This is a really personal question, but I'll go ahead. So, I just recently started dating this girl, and she's gret. I may be getting ahead of myself (or not considering patterns in my friend group and my worry over preparedness for the future), but I was thinking about sex. I'm a complete virgin so I wouldn't know what to do anyways (but she isn't.) She's pre-op, and I was wondering what to do about genitals and dysphoria and whatnot. I really do not want to the wrong thing. So, any general thoughts?
It is something you have to ask her yourself. Every transperson have a different level of dysphoria, some are comfortable enough to use what they have pre-op to pleasure their partners, some will simply abstain from sex at all cost, some will be willing to do some things, but not anything with their pre-op genital, and so on. Have to ask her what she is comfortable with.
My friend is both trans & lesbian, & she writes her blog from that perspective. This particular blog entry may be helpful for you: Midnight Rose : Lesbian Love with a Transwoman Hope this helps, as I know that it nails it right on the head how I feel & what I expect as a gay transgirl. (*hug*)
l don't get what you're saying about the dysphoria for HER genitals lol. unless you mean she won't be into sex because of that. You being a virgin on top of it (or underneath) l'm not sure. Sounds anxiety inducing. But honestly l never had a specific issue with dicks so, l don't know if you care but the penis itself is okay. lol.
Thanks, everyone. I did mean dysphoria on her part. I really dont want to do anything that would make her feel bad at all. So I'm nervous, but I guess good communication is the best thing if/when we get to that point.

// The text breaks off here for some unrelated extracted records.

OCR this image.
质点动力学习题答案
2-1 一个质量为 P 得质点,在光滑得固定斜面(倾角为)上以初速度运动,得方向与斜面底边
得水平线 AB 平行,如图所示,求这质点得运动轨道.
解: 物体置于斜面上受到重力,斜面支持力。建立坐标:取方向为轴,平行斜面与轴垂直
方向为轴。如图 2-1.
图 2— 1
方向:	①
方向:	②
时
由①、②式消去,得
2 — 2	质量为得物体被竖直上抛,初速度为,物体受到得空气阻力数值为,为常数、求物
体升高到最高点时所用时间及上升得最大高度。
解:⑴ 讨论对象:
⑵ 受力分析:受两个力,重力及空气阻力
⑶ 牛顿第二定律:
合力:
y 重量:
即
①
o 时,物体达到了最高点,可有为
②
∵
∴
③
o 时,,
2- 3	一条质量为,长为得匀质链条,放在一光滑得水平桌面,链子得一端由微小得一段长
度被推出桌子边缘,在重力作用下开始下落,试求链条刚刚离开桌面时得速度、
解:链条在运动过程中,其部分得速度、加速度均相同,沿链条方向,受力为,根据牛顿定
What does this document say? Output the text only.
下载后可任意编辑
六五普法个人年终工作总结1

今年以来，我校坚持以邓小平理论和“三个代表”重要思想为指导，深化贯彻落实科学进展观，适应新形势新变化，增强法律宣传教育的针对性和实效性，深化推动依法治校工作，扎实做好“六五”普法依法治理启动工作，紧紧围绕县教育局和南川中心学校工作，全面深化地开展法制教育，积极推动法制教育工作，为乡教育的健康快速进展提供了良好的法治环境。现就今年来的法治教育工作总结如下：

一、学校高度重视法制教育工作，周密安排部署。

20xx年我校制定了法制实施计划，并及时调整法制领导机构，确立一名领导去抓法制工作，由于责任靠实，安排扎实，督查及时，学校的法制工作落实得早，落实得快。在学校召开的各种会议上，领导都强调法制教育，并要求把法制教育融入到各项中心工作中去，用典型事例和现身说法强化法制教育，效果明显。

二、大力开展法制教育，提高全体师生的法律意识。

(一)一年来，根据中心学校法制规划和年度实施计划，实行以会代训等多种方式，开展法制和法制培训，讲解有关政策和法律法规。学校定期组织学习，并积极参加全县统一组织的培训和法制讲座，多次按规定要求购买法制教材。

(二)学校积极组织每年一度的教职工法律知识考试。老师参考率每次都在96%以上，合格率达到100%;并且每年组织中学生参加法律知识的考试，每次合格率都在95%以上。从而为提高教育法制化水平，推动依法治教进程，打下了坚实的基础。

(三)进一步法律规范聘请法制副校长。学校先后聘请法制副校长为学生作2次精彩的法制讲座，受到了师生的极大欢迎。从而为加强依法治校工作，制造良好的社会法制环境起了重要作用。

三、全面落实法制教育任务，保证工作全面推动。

with the transladies here I agree. if i date a girl i want her to not try stuff that is lesbian as I am a straight guy. so i would want to do what I can that is male. that is how my mind sees it. i am thinking for a girl it would be similar, as much female stuff you can do, is likely what she is willing to do...and likely stuff that reminds her of odd body things will make her unable to have fun. the key is to ask what kind of stuff she likes. also if YOU feel uncomfy with any requests she makes, you have a right to say Eh, No i prefer not to do that. It is both parties, you respecting her and she you. it is wise you think about it as that shows a good chance you two will be a good couple.
Think about what you would be comfortable with as well, if she does want to use the genitals she has pre-op to pleasure you would you be ok with that, think about your boundaries.
The first thing you need to do is talk to her. Don't talk to us, talk to her. Ask her what she likes when you want to have sex with her. Every trans woman is different. Some are okay with using their penises, some aren't. Some are okay with penetration, others aren't. She may think it's enough to just pleasure you.